Der sieht ja wirklich gut aus, aber der ist mir ein bisl teuer, dafür, dass ich ihn zweimal kaufen "müsste".....naja, "würde" passt wohl besser


----------



## Gast20141208 (28. Juli 2009)

*AW: Wie kann ich die CPU-Temperatur noch runterdrücken ?*

Kauf ihn dir halt nur einmal und schau wie sich die Temps verbessern.

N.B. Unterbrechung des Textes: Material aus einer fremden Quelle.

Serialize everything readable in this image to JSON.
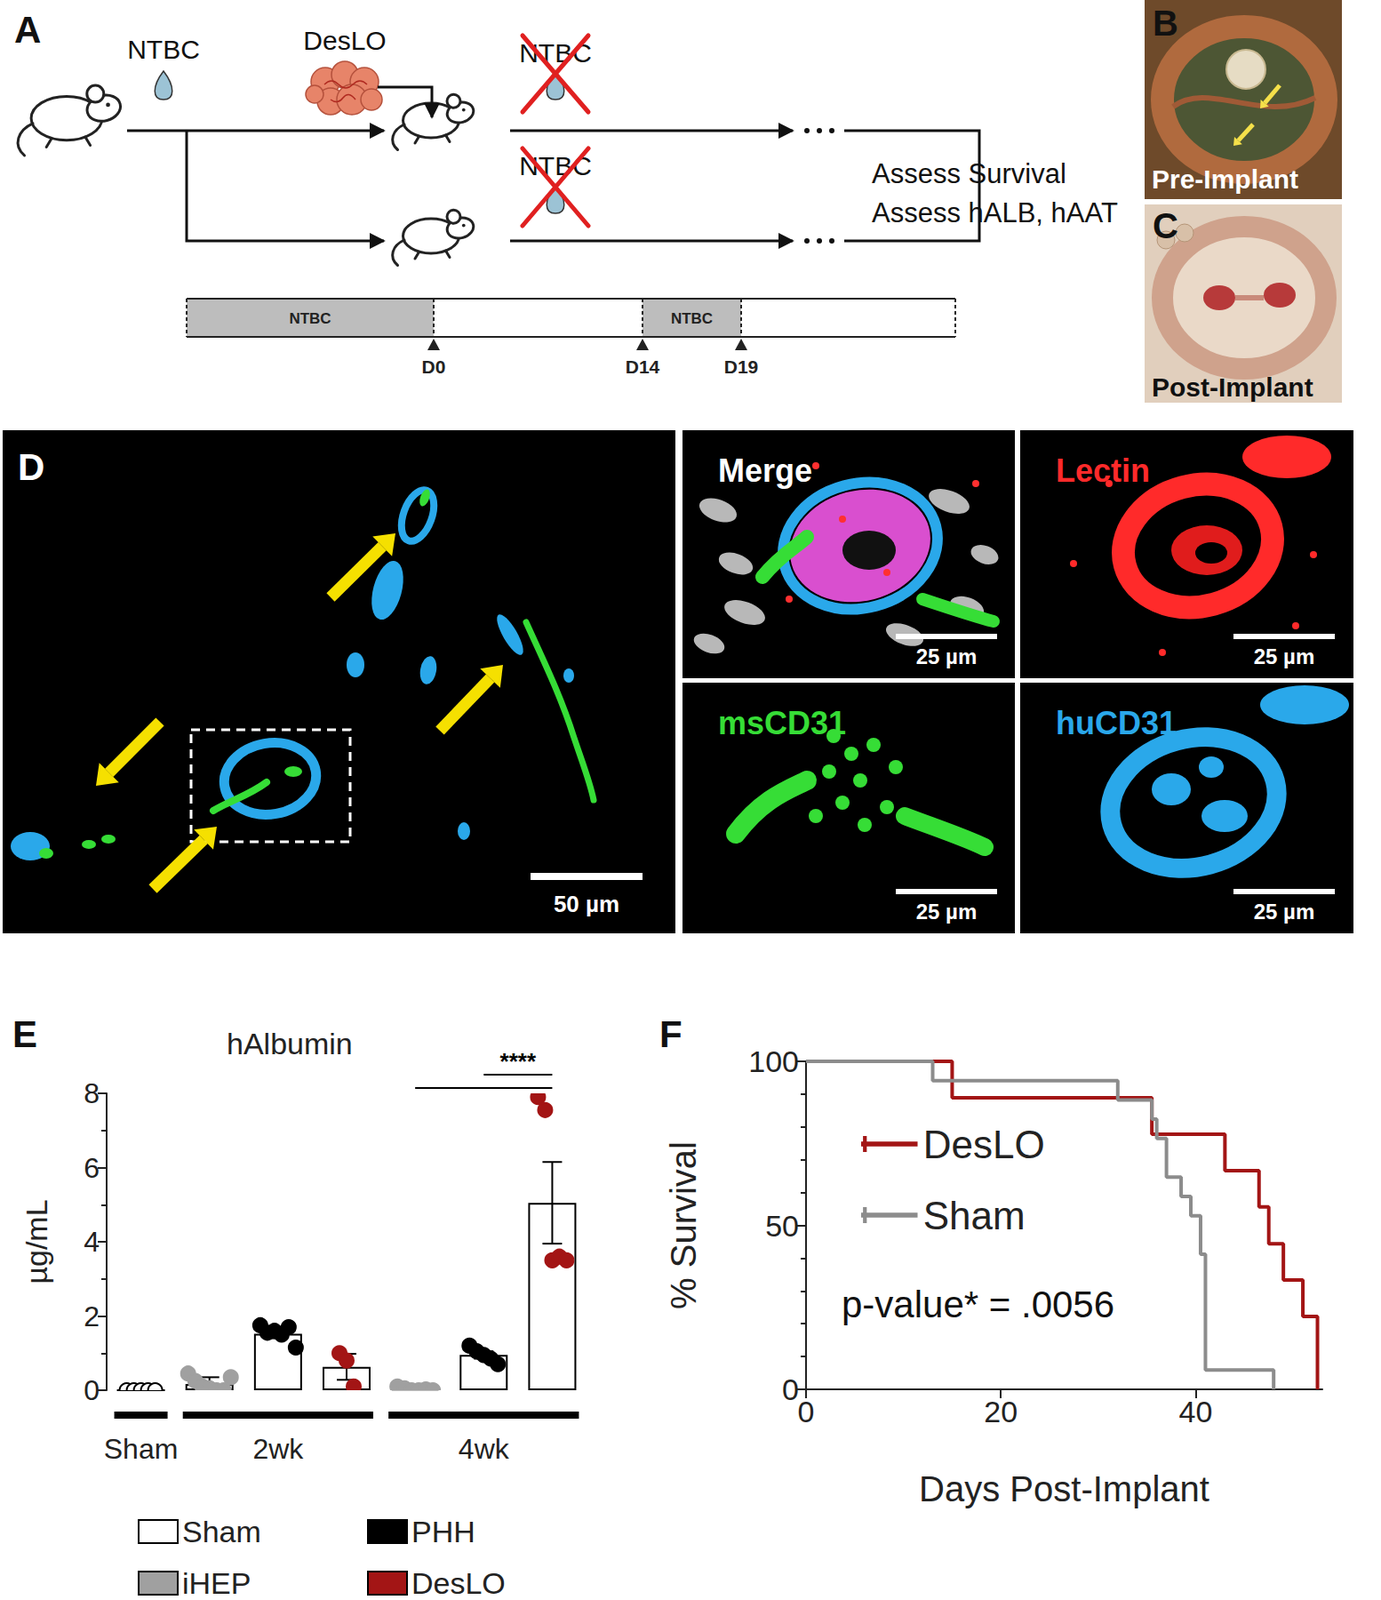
{
  "figure": {
    "A": {
      "label": "A",
      "drug": "NTBC",
      "implant": "DesLO",
      "readouts": [
        "Assess Survival",
        "Assess hALB, hAAT"
      ],
      "timeline": {
        "segments": [
          "NTBC",
          "NTBC"
        ],
        "days": [
          "D0",
          "D14",
          "D19"
        ]
      }
    },
    "B": {
      "label": "B",
      "caption": "Pre-Implant"
    },
    "C": {
      "label": "C",
      "caption": "Post-Implant"
    },
    "D": {
      "label": "D",
      "scale_bar": "50 µm",
      "insets": [
        {
          "title": "Merge",
          "color": "#ffffff",
          "scale_bar": "25 µm"
        },
        {
          "title": "Lectin",
          "color": "#ff2a2a",
          "scale_bar": "25 µm"
        },
        {
          "title": "msCD31",
          "color": "#36dd36",
          "scale_bar": "25 µm"
        },
        {
          "title": "huCD31",
          "color": "#2aa8ea",
          "scale_bar": "25 µm"
        }
      ]
    }
  },
  "chart_data": [
    {
      "panel": "E",
      "type": "bar",
      "title": "hAlbumin",
      "y_label": "µg/mL",
      "categories": [
        null,
        null,
        null,
        null,
        null,
        null,
        null
      ],
      "groups": [
        {
          "label": "Sham",
          "from": 0,
          "to": 0
        },
        {
          "label": "2wk",
          "from": 1,
          "to": 3
        },
        {
          "label": "4wk",
          "from": 4,
          "to": 6
        }
      ],
      "series": [
        {
          "name": "Sham",
          "color": "#ffffff",
          "values": [
            0,
            null,
            null,
            null,
            null,
            null,
            null
          ],
          "points": [
            [
              0,
              0,
              0,
              0,
              0
            ],
            null,
            null,
            null,
            null,
            null,
            null
          ]
        },
        {
          "name": "iHEP",
          "color": "#a0a0a0",
          "values": [
            null,
            0.17,
            null,
            null,
            0.03,
            null,
            null
          ],
          "errors": [
            null,
            0.18,
            null,
            null,
            0.02,
            null,
            null
          ],
          "points": [
            null,
            [
              0.45,
              0.25,
              0.1,
              0.05,
              0,
              0,
              0.35
            ],
            null,
            null,
            [
              0.1,
              0.05,
              0,
              0,
              0.02,
              0
            ],
            null,
            null
          ]
        },
        {
          "name": "PHH",
          "color": "#000000",
          "values": [
            null,
            null,
            1.52,
            null,
            null,
            0.95,
            null
          ],
          "errors": [
            null,
            null,
            0.12,
            null,
            null,
            0.1,
            null
          ],
          "points": [
            null,
            null,
            [
              1.75,
              1.55,
              1.6,
              1.5,
              1.7,
              1.15
            ],
            null,
            null,
            [
              1.2,
              1.05,
              0.95,
              0.85,
              0.7
            ],
            null
          ]
        },
        {
          "name": "DesLO",
          "color": "#a31515",
          "values": [
            null,
            null,
            null,
            0.63,
            null,
            null,
            5.05
          ],
          "errors": [
            null,
            null,
            null,
            0.35,
            null,
            null,
            1.1
          ],
          "points": [
            null,
            null,
            null,
            [
              1.0,
              0.8,
              0.1
            ],
            null,
            null,
            [
              7.9,
              7.55,
              3.5,
              3.6,
              3.5
            ]
          ]
        }
      ],
      "ylim": [
        0,
        8
      ],
      "yticks": [
        0,
        2,
        4,
        6,
        8
      ],
      "tick_labels": "y",
      "legend": "bottom",
      "brackets": [
        {
          "from": 4,
          "to": 6
        },
        {
          "from": 5,
          "to": 6,
          "label": "****"
        }
      ]
    },
    {
      "panel": "F",
      "type": "line",
      "x_label": "Days Post-Implant",
      "y_label": "% Survival",
      "series": [
        {
          "name": "DesLO",
          "color": "#a31515",
          "line_style": "step",
          "x": [
            0,
            15,
            35.5,
            43,
            46.5,
            47.5,
            49,
            51,
            52.5
          ],
          "values": [
            100,
            88.9,
            77.8,
            66.7,
            55.6,
            44.4,
            33.3,
            22.2,
            0
          ]
        },
        {
          "name": "Sham",
          "color": "#8c8c8c",
          "line_style": "step",
          "x": [
            0,
            13,
            32,
            35.5,
            36,
            37,
            38.5,
            39.5,
            40.5,
            41,
            48
          ],
          "values": [
            100,
            94.1,
            88.2,
            82.4,
            76.5,
            64.7,
            58.8,
            52.9,
            41.2,
            5.9,
            0
          ]
        }
      ],
      "xlim": [
        0,
        53
      ],
      "xticks": [
        0,
        20,
        40
      ],
      "ylim": [
        0,
        100
      ],
      "yticks": [
        0,
        50,
        100
      ],
      "legend": "upper left",
      "annotation": "p-value* = .0056"
    }
  ]
}
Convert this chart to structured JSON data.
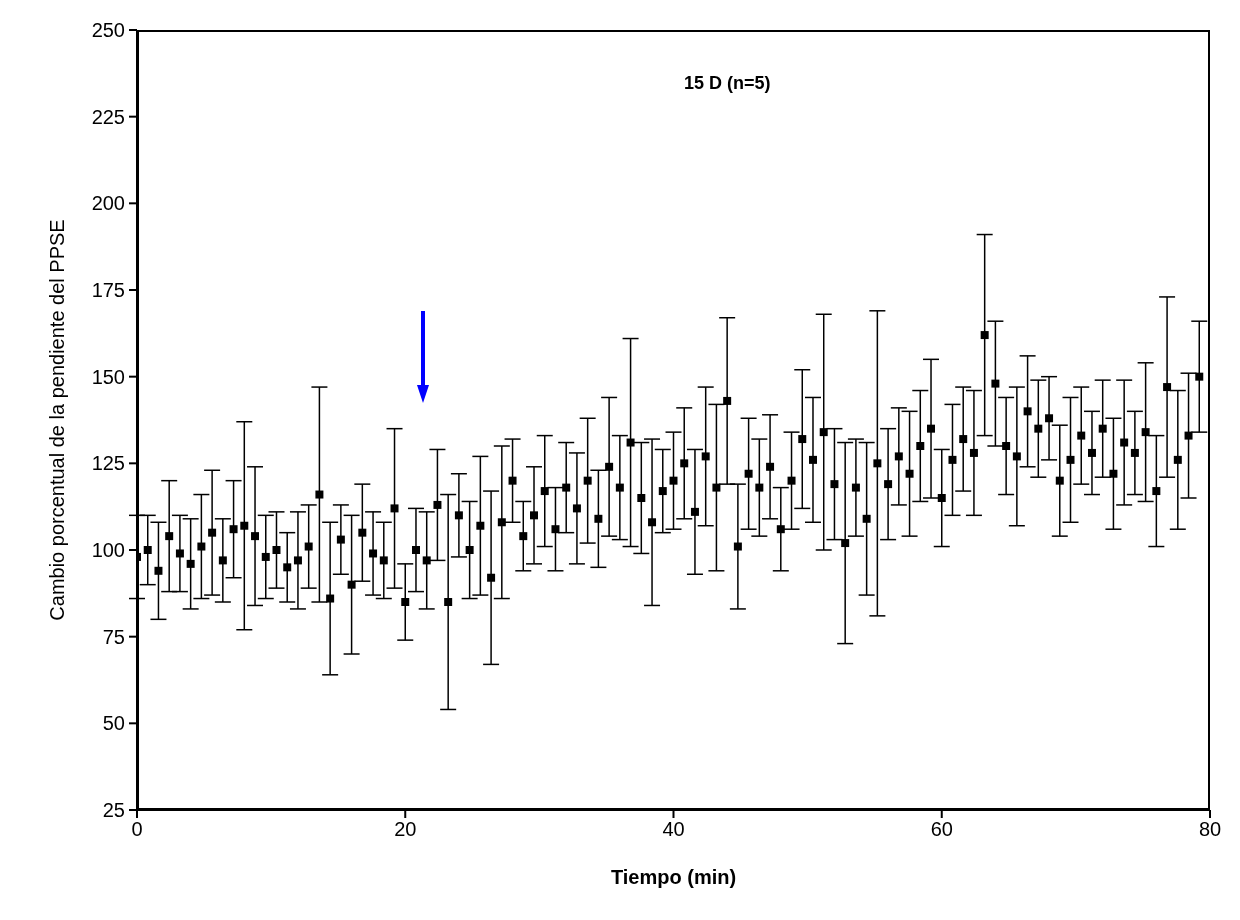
{
  "chart_data": {
    "type": "scatter",
    "title": "15 D (n=5)",
    "xlabel": "Tiempo (min)",
    "ylabel": "Cambio porcentual de la pendiente del PPSE",
    "x": [
      0,
      0.8,
      1.6,
      2.4,
      3.2,
      4,
      4.8,
      5.6,
      6.4,
      7.2,
      8,
      8.8,
      9.6,
      10.4,
      11.2,
      12,
      12.8,
      13.6,
      14.4,
      15.2,
      16,
      16.8,
      17.6,
      18.4,
      19.2,
      20,
      20.8,
      21.6,
      22.4,
      23.2,
      24,
      24.8,
      25.6,
      26.4,
      27.2,
      28,
      28.8,
      29.6,
      30.4,
      31.2,
      32,
      32.8,
      33.6,
      34.4,
      35.2,
      36,
      36.8,
      37.6,
      38.4,
      39.2,
      40,
      40.8,
      41.6,
      42.4,
      43.2,
      44,
      44.8,
      45.6,
      46.4,
      47.2,
      48,
      48.8,
      49.6,
      50.4,
      51.2,
      52,
      52.8,
      53.6,
      54.4,
      55.2,
      56,
      56.8,
      57.6,
      58.4,
      59.2,
      60,
      60.8,
      61.6,
      62.4,
      63.2,
      64,
      64.8,
      65.6,
      66.4,
      67.2,
      68,
      68.8,
      69.6,
      70.4,
      71.2,
      72,
      72.8,
      73.6,
      74.4,
      75.2,
      76,
      76.8,
      77.6,
      78.4,
      79.2
    ],
    "series": [
      {
        "color": "#000000",
        "values": [
          98,
          100,
          94,
          104,
          99,
          96,
          101,
          105,
          97,
          106,
          107,
          104,
          98,
          100,
          95,
          97,
          101,
          116,
          86,
          103,
          90,
          105,
          99,
          97,
          112,
          85,
          100,
          97,
          113,
          85,
          110,
          100,
          107,
          92,
          108,
          120,
          104,
          110,
          117,
          106,
          118,
          112,
          120,
          109,
          124,
          118,
          131,
          115,
          108,
          117,
          120,
          125,
          111,
          127,
          118,
          143,
          101,
          122,
          118,
          124,
          106,
          120,
          132,
          126,
          134,
          119,
          102,
          118,
          109,
          125,
          119,
          127,
          122,
          130,
          135,
          115,
          126,
          132,
          128,
          162,
          148,
          130,
          127,
          140,
          135,
          138,
          120,
          126,
          133,
          128,
          135,
          122,
          131,
          128,
          134,
          117,
          147,
          126,
          133,
          150
        ],
        "errors": [
          12,
          10,
          14,
          16,
          11,
          13,
          15,
          18,
          12,
          14,
          30,
          20,
          12,
          11,
          10,
          14,
          12,
          31,
          22,
          10,
          20,
          14,
          12,
          11,
          23,
          11,
          12,
          14,
          16,
          31,
          12,
          14,
          20,
          25,
          22,
          12,
          10,
          14,
          16,
          12,
          13,
          16,
          18,
          14,
          20,
          15,
          30,
          16,
          24,
          12,
          14,
          16,
          18,
          20,
          24,
          24,
          18,
          16,
          14,
          15,
          12,
          14,
          20,
          18,
          34,
          16,
          29,
          14,
          22,
          44,
          16,
          14,
          18,
          16,
          20,
          14,
          16,
          15,
          18,
          29,
          18,
          14,
          20,
          16,
          14,
          12,
          16,
          18,
          14,
          12,
          14,
          16,
          18,
          12,
          20,
          16,
          26,
          20,
          18,
          16
        ]
      }
    ],
    "xlim": [
      0,
      80
    ],
    "xticks": [
      0,
      20,
      40,
      60,
      80
    ],
    "ylim": [
      25,
      250
    ],
    "yticks": [
      25,
      50,
      75,
      100,
      125,
      150,
      175,
      200,
      225,
      250
    ],
    "grid": false,
    "legend": false,
    "marker": "square"
  }
}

Neue Gehäuselüfter kannst du dir dafür sparen, deine sollten schon reichen.


----------



## Johnny the Gamer (28. Juli 2009)

*AW: Wie kann ich die CPU-Temperatur noch runterdrücken ?*

Welche Lüfter kommen denn noch für den Einsatz auf den Mugen 2 in Frage ?


----------



## Gast20141208 (28. Juli 2009)

*AW: Wie kann ich die CPU-Temperatur noch runterdrücken ?*

Der hier.
Oder der hier.
Oder dieser hier. Hehe...


----------



## Johnny the Gamer (28. Juli 2009)

*AW: Wie kann ich die CPU-Temperatur noch runterdrücken ?*

Werde auf jeden Fall unten noch einen 80mm Lüfter reinbauen...
Kennt jemand einen guten leisen ?


----------



## nyso (28. Juli 2009)

*AW: Wie kann ich die CPU-Temperatur noch runterdrücken ?*

Den 80er Xigmatek^^


----------



## Johnny the Gamer (28. Juli 2009)

*AW: Wie kann ich die CPU-Temperatur noch runterdrücken ?*

War klar, dass der von dir kommt ^^
Ne jetzt mal ehrlich, ist der leise ?


----------



## Gast20141208 (28. Juli 2009)

*AW: Wie kann ich die CPU-Temperatur noch runterdrücken ?*

Den von Noctua oder Noisblocker.
Ob du jemals genug Lüfter haben wirst?


----------



## Johnny the Gamer (28. Juli 2009)

*AW: Wie kann ich die CPU-Temperatur noch runterdrücken ?*

Also, was genau würdet ihr jetzt verändern ?
Bitte wirklich nennen welche Lüfter ihr mit welchem austauschen würdet...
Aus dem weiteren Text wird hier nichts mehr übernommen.